The weather to the north of the valley leading to Chalten looked a
bit threatening, but not too bad up in the Fitz Roy Range. The
views coming up along the 50 mile long lake were the height of Patagonian
mountain magnificence. The highest of the peaks were being grazed
by white puffy clouds, the lake was an otherworldly turquoise, an
aqua colored glacier spilled down into the far end of the lake, hanging
glaciers covered almost every peak with minarets of stone puncturing
through many places in defiance of the ice. The town is small
and unpaved, every building new or not yet complete. A sign
on the main street gave the history of the town - it was founded in
1985, thus making it about the youngest town I've ever visited.
Could this be another superlative? Youngest Town in South America?

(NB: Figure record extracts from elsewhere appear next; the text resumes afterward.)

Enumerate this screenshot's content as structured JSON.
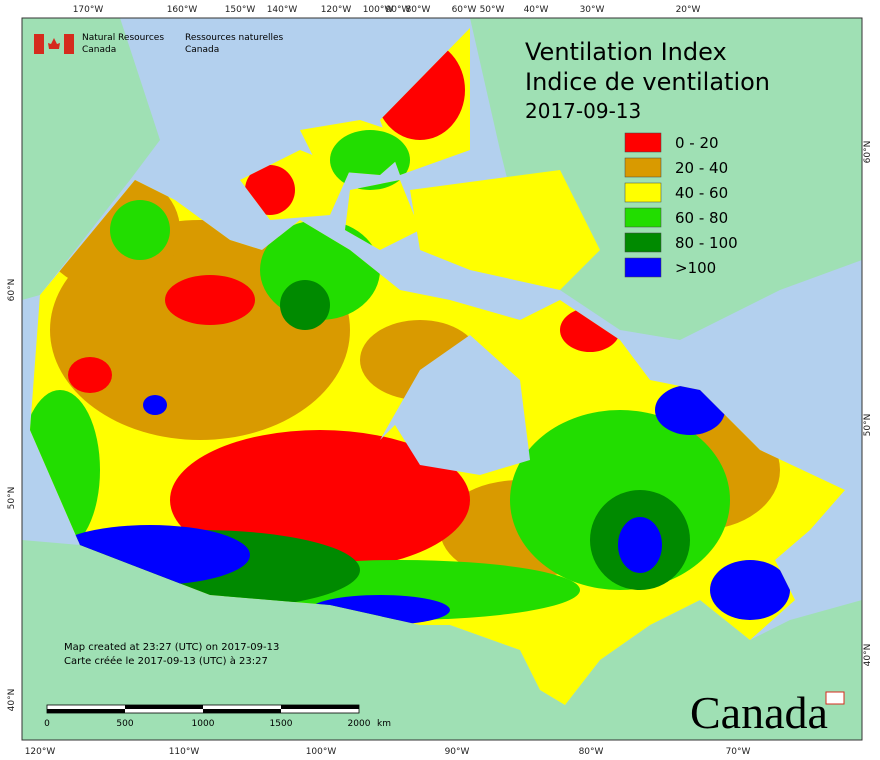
{
  "header": {
    "agency_en": [
      "Natural Resources",
      "Canada"
    ],
    "agency_fr": [
      "Ressources naturelles",
      "Canada"
    ]
  },
  "title": [
    "Ventilation Index",
    "Indice de ventilation",
    "2017-09-13"
  ],
  "legend": [
    {
      "label": "0 - 20",
      "color": "#ff0000"
    },
    {
      "label": "20 - 40",
      "color": "#d99a00"
    },
    {
      "label": "40 - 60",
      "color": "#ffff00"
    },
    {
      "label": "60 - 80",
      "color": "#22dd00"
    },
    {
      "label": "80 - 100",
      "color": "#008a00"
    },
    {
      "label": ">100",
      "color": "#0000ff"
    }
  ],
  "graticule": {
    "top": [
      "170°W",
      "160°W",
      "150°W",
      "140°W",
      "120°W",
      "100°W",
      "90°W",
      "80°W",
      "60°W",
      "50°W",
      "40°W",
      "30°W",
      "20°W"
    ],
    "bottom": [
      "120°W",
      "110°W",
      "100°W",
      "90°W",
      "80°W",
      "70°W"
    ],
    "left": [
      "60°N",
      "50°N",
      "40°N"
    ],
    "right": [
      "60°N",
      "50°N",
      "40°N"
    ]
  },
  "notes": [
    "Map created at 23:27 (UTC) on 2017-09-13",
    "Carte créée le 2017-09-13 (UTC) à 23:27"
  ],
  "scale_bar": {
    "labels": [
      "0",
      "500",
      "1000",
      "1500",
      "2000"
    ],
    "unit": "km"
  },
  "wordmark": "Canada"
}
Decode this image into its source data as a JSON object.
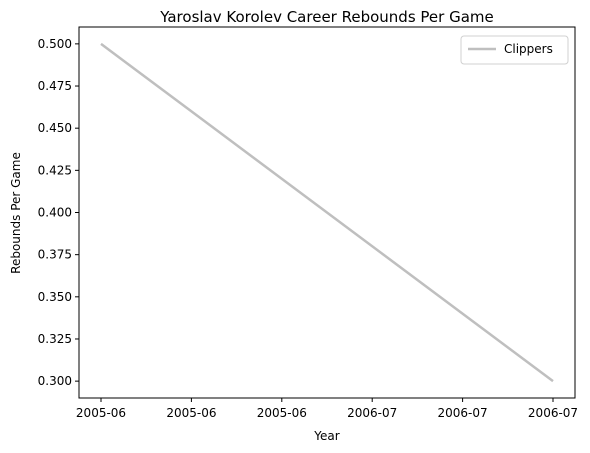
{
  "chart_data": {
    "type": "line",
    "title": "Yaroslav Korolev Career Rebounds Per Game",
    "xlabel": "Year",
    "ylabel": "Rebounds Per Game",
    "x": [
      "2005-06",
      "2006-07"
    ],
    "series": [
      {
        "name": "Clippers",
        "values": [
          0.5,
          0.3
        ],
        "color": "#bfbfbf"
      }
    ],
    "xticks": [
      "2005-06",
      "2005-06",
      "2005-06",
      "2006-07",
      "2006-07",
      "2006-07"
    ],
    "yticks": [
      "0.300",
      "0.325",
      "0.350",
      "0.375",
      "0.400",
      "0.425",
      "0.450",
      "0.475",
      "0.500"
    ],
    "ylim": [
      0.29,
      0.51
    ],
    "grid": false,
    "legend_position": "top-right"
  }
}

By the way I forgot one some weeks back, we went through the Highest
National Capital, La Paz, Bolivia. Bolivia had lots of Highest
This´s and That´s.
Dammit! I just finished this post and the browser crashed in
the middle of the post. Therefore I have lost yet another piece
of a posting. At least not the whole thing this time, after
the experience in Calafate I have learned to save mid-post a little
more often. However I did type in a few more paragraphs, and
don't remember exactly what I said and most of all really hate retyping
things. Let's see, I wrote about meeting Ted and Sandy from
Australia who are riding 2 up on a BMW 1150 GS which Ted learned to
ride just for this trip. Then I had a rather long section about
rain karma, and if today as a rain day means an end of the rain karma.

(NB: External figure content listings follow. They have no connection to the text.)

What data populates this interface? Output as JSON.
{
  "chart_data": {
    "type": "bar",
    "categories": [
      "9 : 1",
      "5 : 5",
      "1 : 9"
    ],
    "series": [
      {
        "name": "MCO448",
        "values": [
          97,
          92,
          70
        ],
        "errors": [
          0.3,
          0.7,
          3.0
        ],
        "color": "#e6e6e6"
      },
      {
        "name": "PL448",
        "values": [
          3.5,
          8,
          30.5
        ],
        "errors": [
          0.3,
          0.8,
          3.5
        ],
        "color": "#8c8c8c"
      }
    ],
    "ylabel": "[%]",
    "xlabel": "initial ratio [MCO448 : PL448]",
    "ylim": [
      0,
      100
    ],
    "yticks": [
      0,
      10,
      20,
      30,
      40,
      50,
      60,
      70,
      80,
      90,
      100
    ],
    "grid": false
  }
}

I wrote about all the rain storms we have been miraculously going
straight towards lately, only to end up finding the road to wind right
between the heavier cells and keep us relatively dry. It has
happened over and over again in the last 2 weeks. And then the
fact that we didn't actually ride in the rain today, we had the option
to bag the day before beginning, whereas the rain had come up mid
ride on other days. And then it looks like we *may* have been
able to ride right out of the storm this morning and into a non-rainy
valley. So I don't think the good rain karma has ended, but
this doesn't bode for the best.
Tomorrow we will, weather permitting, ride down out of the mountains
and onto Route 40 and head north. If it isn't muddy then we
should be able to hit the Chilean border in a couple days. We
will then head up the Carreterra Austral for 3 or 4 days, take a ferry
to Chloè and then another ferry back to the mainland a couple
days later. From there it should be about 3 days to Santiago
or Valparaiso where we will ship the bikes back to the states.
Then ourselves. Then I'm going snowboarding.
That was a little more brief and dry than the original attempt at
a post but like I say, I hate writing the same thing over again!!